Я останавливаю время | страница 34



— Это я!

— Кто из вас Оганян? Встаньте, когда с вами разговаривают!

— Я и есть Оганян!

— Оба следуйте за нами.

— А дождаться конца лекции у вас, милостивые люди, не хватило терпения? — спросил Голдовский.

— Да, не хватило!

Один из них вышел первым, а второй вслед студентов. Громко хлопнула дверь.

Больше мы этих ребят ни на лекциях, ни в институте не видели…

Нас стали мало учить основам кинопрофессии. Больше внимания уделялось политэкономии, истории партии, диалектическому материализму. Из нас «выковывали» идеологически стойких, железных, несгибаемых, политически надежных граждан. Студенты-общественники в институте ценились намного выше студентов-отличников. Они редко посещали лекции по киномастерству и часто высмеивали преуспевающих по профессии ребят:

— Ну что? В Эйзенштейны пробиться хочешь? Довженко и Пудовкин жить не дают?

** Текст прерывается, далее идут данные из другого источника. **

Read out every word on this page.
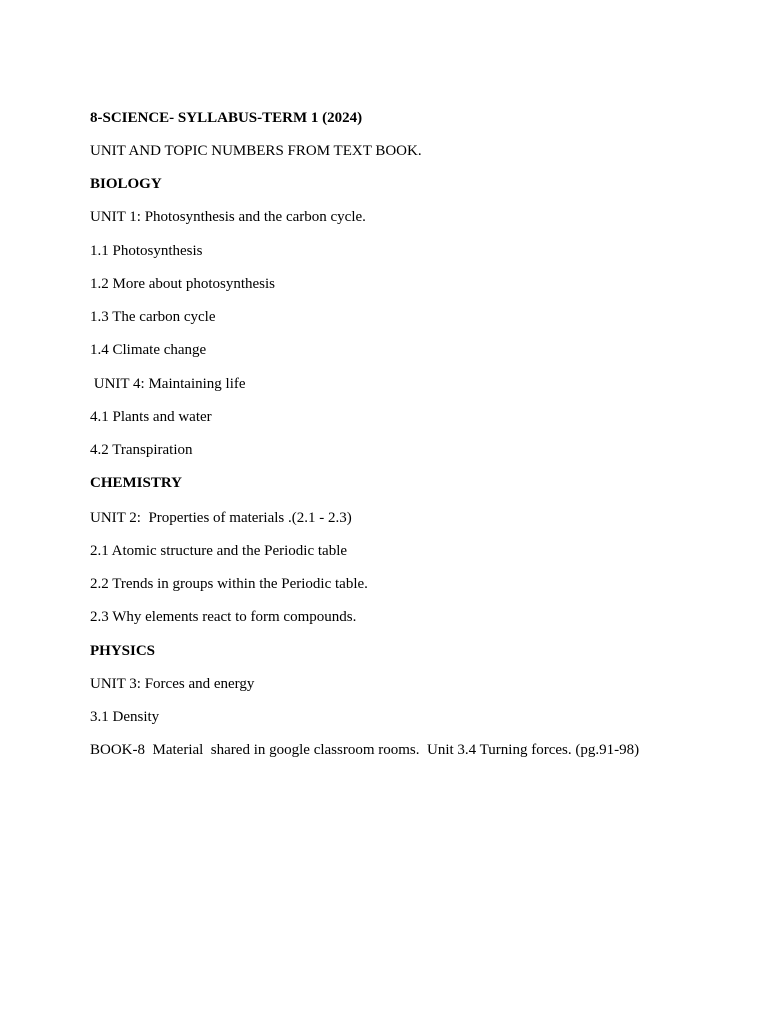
8-SCIENCE- SYLLABUS-TERM 1 (2024)

UNIT AND TOPIC NUMBERS FROM TEXT BOOK.

BIOLOGY

UNIT 1: Photosynthesis and the carbon cycle.

1.1 Photosynthesis

1.2 More about photosynthesis

1.3 The carbon cycle

1.4 Climate change

UNIT 4: Maintaining life

4.1 Plants and water

4.2 Transpiration

CHEMISTRY

UNIT 2:  Properties of materials .(2.1 - 2.3)

2.1 Atomic structure and the Periodic table

2.2 Trends in groups within the Periodic table.

2.3 Why elements react to form compounds.

PHYSICS

UNIT 3: Forces and energy

3.1 Density

BOOK-8  Material  shared in google classroom rooms.  Unit 3.4 Turning forces. (pg.91-98)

Такие реплики приводили к антагонизму между талантливой молодежью и лентяями, которые под видом общественников процветали в институте.

«Чистка», как цепная реакция, открыла широкую дорогу потоку доносов, кляуз, оговоров ни в чем не повинных (даже беспартийных) студентов, отличавшихся от общей массы своими незаурядными способностями. Так была исключена с нашего курса способная студентка Нина Курбатова. На нее пришла анонимка, что она из семьи богача — дворянина Курбатова, а его род прославился при дворе Ивана Грозного. Никакие доказательства непричастности не помогли.

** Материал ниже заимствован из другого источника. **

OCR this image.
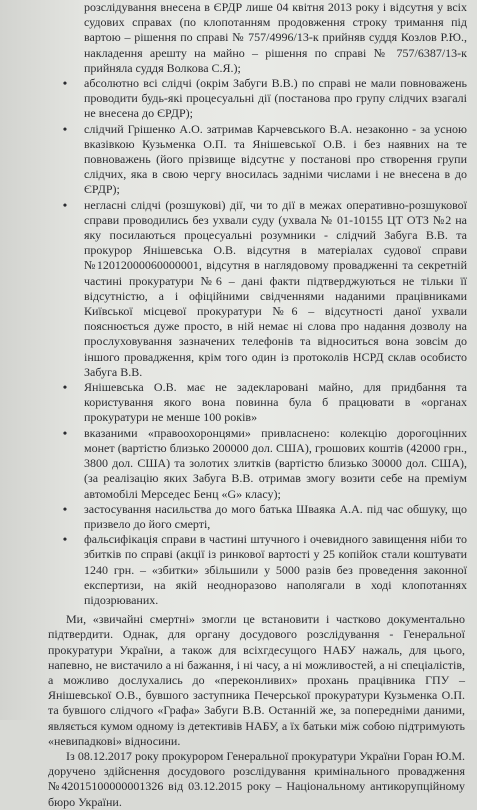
розслідування внесена в ЄРДР лише 04 квітня 2013 року і відсутня у всіх судових справах (по клопотанням продовження строку тримання під вартою – рішення по справі № 757/4996/13-к прийняв суддя Козлов Р.Ю., накладення арешту на майно – рішення по справі № 757/6387/13-к прийняла суддя Волкова С.Я.);
• абсолютно всі слідчі (окрім Забуги В.В.) по справі не мали повноважень проводити будь-які процесуальні дії (постанова про групу слідчих взагалі не внесена до ЄРДР);
• слідчий Грішенко А.О. затримав Карчевського В.А. незаконно - за усною вказівкою Кузьменка О.П. та Янішевської О.В. і без наявних на те повноважень (його прізвище відсутнє у постанові про створення групи слідчих, яка в свою чергу вносилась задніми числами і не внесена в до ЄРДР);
• негласні слідчі (розшукові) дії, чи то дії в межах оперативно-розшукової справи проводились без ухвали суду (ухвала № 01-10155 ЦТ ОТЗ №2 на яку посилаються процесуальні розумники - слідчий Забуга В.В. та прокурор Янішевська О.В. відсутня в матеріалах судової справи №12012000060000001, відсутня в наглядовому провадженні та секретній частині прокуратури №6 – дані факти підтверджуються не тільки її відсутністю, а і офіційними свідченнями наданими працівниками Київської місцевої прокуратури №6 – відсутності даної ухвали пояснюється дуже просто, в ній немає ні слова про надання дозволу на прослуховування зазначених телефонів та відноситься вона зовсім до іншого провадження, крім того один із протоколів НСРД склав особисто Забуга В.В.
• Янішевська О.В. має не задекларовані майно, для придбання та користування якого вона повинна була б працювати в «органах прокуратури не менше 100 років»
• вказаними «правоохоронцями» привласнено: колекцію дорогоцінних монет (вартістю близько 200000 дол. США), грошових коштів (42000 грн., 3800 дол. США) та золотих злитків (вартістю близько 30000 дол. США), (за реалізацію яких Забуга В.В. отримав змогу возити себе на преміум автомобілі Мерседес Бенц «G» класу);
• застосування насильства до мого батька Шваяка А.А. під час обшуку, що призвело до його смерті,
• фальсифікація справи в частині штучного і очевидного завищення ніби то збитків по справі (акції із ринкової вартості у 25 копійок стали коштувати 1240 грн. – «збитки» збільшили у 5000 разів без проведення законної експертизи, на якій неодноразово наполягали в ході клопотаннях підозрюваних.

Ми, «звичайні смертні» змогли це встановити і частково документально підтвердити. Однак, для органу досудового розслідування - Генеральної прокуратури України, а також для всіхгдесущого НАБУ нажаль, для цього, напевно, не вистачило а ні бажання, і ні часу, а ні можливостей, а ні спеціалістів, а можливо дослухались до «переконливих» прохань працівника ГПУ – Янішевської О.В., бувшого заступника Печерської прокуратури Кузьменка О.П. та бувшого слідчого «Графа» Забуги В.В. Останній же, за попередніми даними, являється кумом одному із детективів НАБУ, а їх батьки між собою підтримують «невипадкові» відносини.

Із 08.12.2017 року прокурором Генеральної прокуратури України Горан Ю.М. доручено здійснення досудового розслідування кримінального провадження №42015100000001326 від 03.12.2015 року – Національному антикорупційному бюро України.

Не поздоровилось и студенту с режиссерского факультета Швагерусу. Эйзенштейн имел неосторожность предречь студенту большое будущее, а Довженко ему прямо сказал:

— Если вы не зазнаетесь и не будете о себе слишком высокого мнения, то перед вами откроется широкая творческая дорога!

Швагерус очень большое внимание уделял философии. Выступая на многих диспутах, подтверждал свои мысли цитатами из Ленина, Маркса, Фейербаха, а однажды в споре с одним из лекторов-начетчиков позволил себе привести, как доказательство и подтверждение своей правоты, цитаты из Канта и Бердяева. Этого было вполне достаточно, чтобы «обличить» Швагеруса как носителя чуждой антимарксистской буржуазной идеологии. Швагеруса заклеймили и пришили ему ни больше ни меньше, как вражескую вылазку. Да и фамилия совсем не подходящая — явно не наш. Даже приказа об исключении не потребовалось — он просто исчез из института. Зависть и нетерпимость к студентам, которые были не похожи на всех и чем-то отличались от других, играла в институте того времени свою пагубную роль.